The head of the Libyan Business Council’s (LBC) Media and Public Relations, Tarek Smuee, confirmed to Libya Herald today that the LBC held a meeting with its members, traders and investors last Saturday to discuss several important issues affecting economic and commercial security.
The meeting touched on:
- The status of expatriate workers and their control over local markets and services
- The latest developments related to economic decisions that would advance the national economy and support the private sector.
It was agreed that the LBC, which represents the private sector, would communicate with the competent authorities to address issues that would support this sector and issue supporting laws and decisions.
In light of this, Mohamed Abdel Majeed Al-Dali, the LBC Executive Director, was chosen as Chairman of the Libyan Merchants Committee to follow up on these procedures with the various entities.
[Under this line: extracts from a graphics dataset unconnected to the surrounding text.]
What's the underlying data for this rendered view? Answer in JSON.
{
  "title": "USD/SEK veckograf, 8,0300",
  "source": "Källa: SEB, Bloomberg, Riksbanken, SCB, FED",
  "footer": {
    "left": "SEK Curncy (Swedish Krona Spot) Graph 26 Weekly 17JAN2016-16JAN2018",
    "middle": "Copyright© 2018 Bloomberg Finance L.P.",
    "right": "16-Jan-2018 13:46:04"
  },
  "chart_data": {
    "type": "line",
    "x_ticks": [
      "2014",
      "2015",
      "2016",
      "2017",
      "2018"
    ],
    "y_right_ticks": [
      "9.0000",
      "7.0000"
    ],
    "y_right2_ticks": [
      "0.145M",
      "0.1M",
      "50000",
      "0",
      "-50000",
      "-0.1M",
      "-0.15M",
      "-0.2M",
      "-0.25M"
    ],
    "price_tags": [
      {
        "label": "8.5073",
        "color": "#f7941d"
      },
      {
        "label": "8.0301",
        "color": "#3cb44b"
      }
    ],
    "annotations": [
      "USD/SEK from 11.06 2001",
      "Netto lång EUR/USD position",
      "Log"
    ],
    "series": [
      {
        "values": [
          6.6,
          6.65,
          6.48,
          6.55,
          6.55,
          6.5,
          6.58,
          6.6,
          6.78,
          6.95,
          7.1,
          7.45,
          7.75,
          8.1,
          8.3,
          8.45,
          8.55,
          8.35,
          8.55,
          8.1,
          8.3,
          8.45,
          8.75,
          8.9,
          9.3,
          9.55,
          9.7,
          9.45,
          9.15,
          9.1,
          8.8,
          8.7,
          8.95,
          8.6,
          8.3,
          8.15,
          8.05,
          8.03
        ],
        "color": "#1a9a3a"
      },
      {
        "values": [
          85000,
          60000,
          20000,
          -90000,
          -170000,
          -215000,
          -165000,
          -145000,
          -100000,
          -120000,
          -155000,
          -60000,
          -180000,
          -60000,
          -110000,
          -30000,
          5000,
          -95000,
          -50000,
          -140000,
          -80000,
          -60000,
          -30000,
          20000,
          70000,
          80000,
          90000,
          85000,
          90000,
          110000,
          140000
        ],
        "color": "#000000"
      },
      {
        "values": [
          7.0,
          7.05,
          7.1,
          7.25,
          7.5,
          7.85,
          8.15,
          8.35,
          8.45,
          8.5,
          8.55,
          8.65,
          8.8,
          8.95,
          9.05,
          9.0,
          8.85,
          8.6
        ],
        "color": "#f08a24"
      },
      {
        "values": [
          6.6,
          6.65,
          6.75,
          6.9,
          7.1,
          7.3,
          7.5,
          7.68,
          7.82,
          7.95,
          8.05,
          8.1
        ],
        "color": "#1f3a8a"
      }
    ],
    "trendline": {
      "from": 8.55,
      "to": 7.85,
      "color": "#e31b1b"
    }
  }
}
In response, Al-Dali reminded the meeting that a letter was sent from the LBC and the Libyan Industry Union (LIU) to the Minister of Economy and Trade in the previous months.
He said the LBC’s participation in the meeting with the Economy Minister is evidence of its standing with merchants and manufacturers, and in the interest of the private sector.
Accordingly, the LBC requested the following:
- A silent seat in the Prime Minister’s Office so as to convey the voice of the private sector.
- Organizing expat workers by issuing temporary residency permits for them in coordination with the Interior Ministry and municipalities.
- Forming a committee to manage the stock market under the auspices of the LBC.
- Imposing fines on anyone proven to have transferred funds abroad to foreign workers.
- The LBC undertakes communication to bring together all spectrums of merchants, the private sector, and manufacturers.
It is worth noting that the above-mentioned LBC meeting and the meeting with the Economy Minister that it refers to is part of the LBC’s efforts to push for government policies that are favourable to the private sector.
The LBC had objected to a recent Economy Ministry decree changing regulations on import labelling. The Economy Ministry suspended the decree until a committee studied the decree further.
It is also an attempt to stop the government from issuing such decisions that affect the economy – without prior consultation with the private sector and to reverse the decades-long dominance of the state sector over the private sector.